Given the state of my kitchen floor nobody should be surprised to learn that the carcass of last year's pumpkin is still lying in my backyard next to the compost bin.

That's right, next to the compost bin. Not in the compost bin, where it might have eventually turned to compost. And by eventually, I mean within the next five years or so. I'm not the most responsible composter (periodically, I'll throw in fruit or vegetable scraps -- maybe a few dead leaves from the giant leaf pile also located next to the compost bin-- but it never gets turned or watered.) I know, someone who can't be trusted with regular kitchen floor maintainence should probably not attempt backyard conservancy. 

Where was I? Ah. Last year's pumpkin, rotting away next to the compost bin - a sickly shade of bone. You'll notice a giant hole in the right side of the pumpkin corpse - that would be where Brad kicked a hole in it when he discovered the pumpkin had become a favorite breeding ground for mosquitoes. 

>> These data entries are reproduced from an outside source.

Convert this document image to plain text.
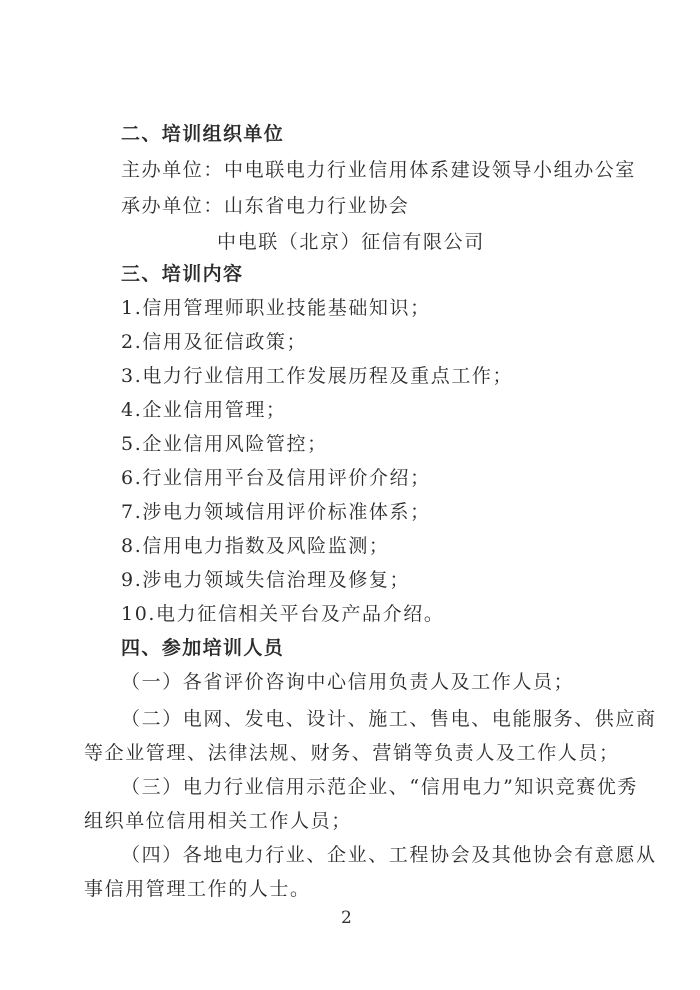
二、培训组织单位
主办单位：中电联电力行业信用体系建设领导小组办公室
承办单位：山东省电力行业协会
中电联（北京）征信有限公司
三、培训内容
1.信用管理师职业技能基础知识；
2.信用及征信政策；
3.电力行业信用工作发展历程及重点工作；
4.企业信用管理；
5.企业信用风险管控；
6.行业信用平台及信用评价介绍；
7.涉电力领域信用评价标准体系；
8.信用电力指数及风险监测；
9.涉电力领域失信治理及修复；
10.电力征信相关平台及产品介绍。
四、参加培训人员
（一）各省评价咨询中心信用负责人及工作人员；
（二）电网、发电、设计、施工、售电、电能服务、供应商
等企业管理、法律法规、财务、营销等负责人及工作人员；
（三）电力行业信用示范企业、“信用电力”知识竞赛优秀
组织单位信用相关工作人员；
（四）各地电力行业、企业、工程协会及其他协会有意愿从
事信用管理工作的人士。
2
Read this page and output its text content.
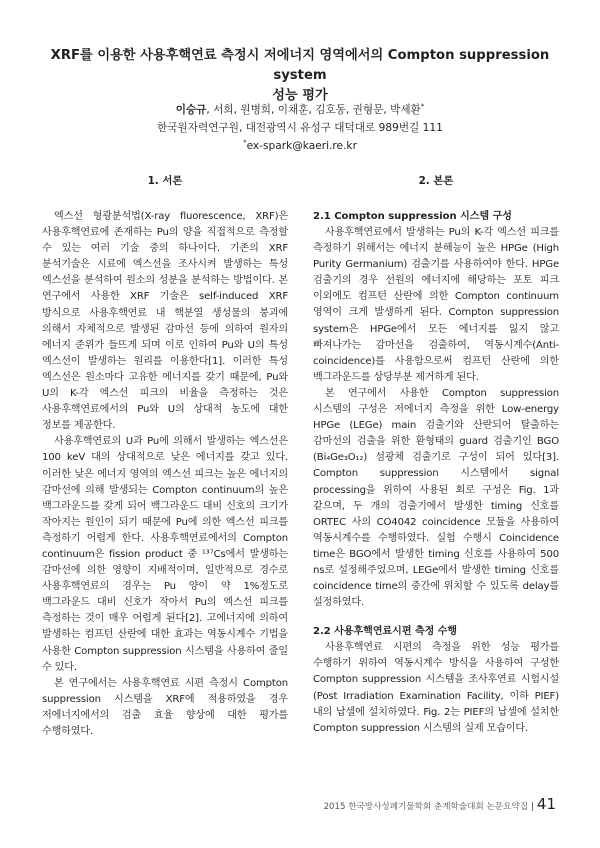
XRF를 이용한 사용후핵연료 측정시 저에너지 영역에서의 Compton suppression system
성능 평가
이승규, 서희, 원병희, 이채훈, 김호동, 권형문, 박세환*
한국원자력연구원, 대전광역시 유성구 대덕대로 989번길 111
*ex-spark@kaeri.re.kr
1. 서론

엑스선 형광분석법(X-ray fluorescence, XRF)은 사용후핵연료에 존재하는 Pu의 양을 직접적으로 측정할 수 있는 여러 기술 중의 하나이다. 기존의 XRF 분석기술은 시료에 엑스선을 조사시켜 발생하는 특성 엑스선을 분석하여 원소의 성분을 분석하는 방법이다. 본 연구에서 사용한 XRF 기술은 self-induced XRF 방식으로 사용후핵연료 내 핵분열 생성물의 붕괴에 의해서 자체적으로 발생된 감마선 등에 의하여 원자의 에너지 준위가 들뜨게 되며 이로 인하여 Pu와 U의 특성 엑스선이 발생하는 원리를 이용한다[1]. 이러한 특성 엑스선은 원소마다 고유한 에너지를 갖기 때문에, Pu와 U의 K-각 엑스선 피크의 비율을 측정하는 것은 사용후핵연료에서의 Pu와 U의 상대적 농도에 대한 정보를 제공한다.

사용후핵연료의 U과 Pu에 의해서 발생하는 엑스선은 100 keV 대의 상대적으로 낮은 에너지를 갖고 있다. 이러한 낮은 에너지 영역의 엑스선 피크는 높은 에너지의 감마선에 의해 발생되는 Compton continuum의 높은 백그라운드를 갖게 되어 백그라운드 대비 신호의 크기가 작아지는 원인이 되기 때문에 Pu에 의한 엑스선 피크를 측정하기 어렵게 한다. 사용후핵연료에서의 Compton continuum은 fission product 중 ¹³⁷Cs에서 발생하는 감마선에 의한 영향이 지배적이며, 일반적으로 경수로 사용후핵연료의 경우는 Pu 양이 약 1%정도로 백그라운드 대비 신호가 작아서 Pu의 엑스선 피크를 측정하는 것이 매우 어렵게 된다[2]. 고에너지에 의하여 발생하는 컴프턴 산란에 대한 효과는 역동시계수 기법을 사용한 Compton suppression 시스템을 사용하여 줄일 수 있다.

본 연구에서는 사용후핵연료 시편 측정시 Compton suppression 시스템을 XRF에 적용하였을 경우 저에너지에서의 검출 효율 향상에 대한 평가를 수행하였다.

2. 본론
2.1 Compton suppression 시스템 구성

사용후핵연료에서 발생하는 Pu의 K-각 엑스선 피크를 측정하기 위해서는 에너지 분해능이 높은 HPGe (High Purity Germanium) 검출기를 사용하여야 한다. HPGe 검출기의 경우 선원의 에너지에 해당하는 포토 피크 이외에도 컴프턴 산란에 의한 Compton continuum 영역이 크게 발생하게 된다. Compton suppression system은 HPGe에서 모든 에너지를 잃지 않고 빠져나가는 감마선을 검출하여, 역동시계수(Anti-coincidence)를 사용함으로써 컴프턴 산란에 의한 백그라운드를 상당부분 제거하게 된다.

본 연구에서 사용한 Compton suppression 시스템의 구성은 저에너지 측정을 위한 Low-energy HPGe (LEGe) main 검출기와 산란되어 탈출하는 감마선의 검출을 위한 환형태의 guard 검출기인 BGO (Bi₄Ge₃O₁₂) 섬광체 검출기로 구성이 되어 있다[3]. Compton suppression 시스템에서 signal processing을 위하여 사용된 회로 구성은 Fig. 1과 같으며, 두 개의 검출기에서 발생한 timing 신호를 ORTEC 사의 CO4042 coincidence 모듈을 사용하여 역동시계수를 수행하였다. 실험 수행시 Coincidence time은 BGO에서 발생한 timing 신호를 사용하여 500 ns로 설정해주었으며, LEGe에서 발생한 timing 신호를 coincidence time의 중간에 위치할 수 있도록 delay를 설정하였다.

2.2 사용후핵연료시편 측정 수행

사용후핵연료 시편의 측정을 위한 성능 평가를 수행하기 위하여 역동시계수 방식을 사용하여 구성한 Compton suppression 시스템을 조사후연료 시험시설 (Post Irradiation Examination Facility, 이하 PIEF) 내의 납셀에 설치하였다. Fig. 2는 PIEF의 납셀에 설치한 Compton suppression 시스템의 실제 모습이다.

2015 한국방사성폐기물학회 춘계학술대회 논문요약집 | 41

But before becoming a bloodsucker love shack, last year's pumpkin gave us a gift. And that gift, of course, is more pumpkins. 
Lily investigates the progeny of last year's pumpkin.
We started noticing a trailing vine growing near the compost pile a couple months ago, and as has been the case with yard work in the summer of baby No. 2, we ignored it. For once our neglect has paid off! We now have three dark green pumpkins and a slew of gigantic gourd-geous leaves (hehehe. sorry. it could not be helped). Well, technically we only have one pumpkin. The other two pumpkins are growing in my neighbor's yard. They, too tend to neglect their yard, so I'm hoping they haven't discovered our free range gourds yet. 

Anyway, I feel like last year's pumpkin is trying to speak to me from the grave. It seems like I should be divining a life lesson (or at least a writing lesson) from the new life that has sprung forth (and I'm not talking about just a rehash of that whole circle of life crap). The pumpkin has something more in mind. And every time I go out to check on the status of my new pumpkins, I try to listen to the dead pumpkin. So far, the only thing I hear is the buzzing of mosquitoes, the subsequent smacking of my hand on my leg, and my own grown of disgust as I wipe smashed mosquito bits on the grass. 

Maybe some character down the road will figure out what I'm supposed to have learned from last year's pumpkin. 

In the meantime, I know exactly where this year's pumpkins will end up in November.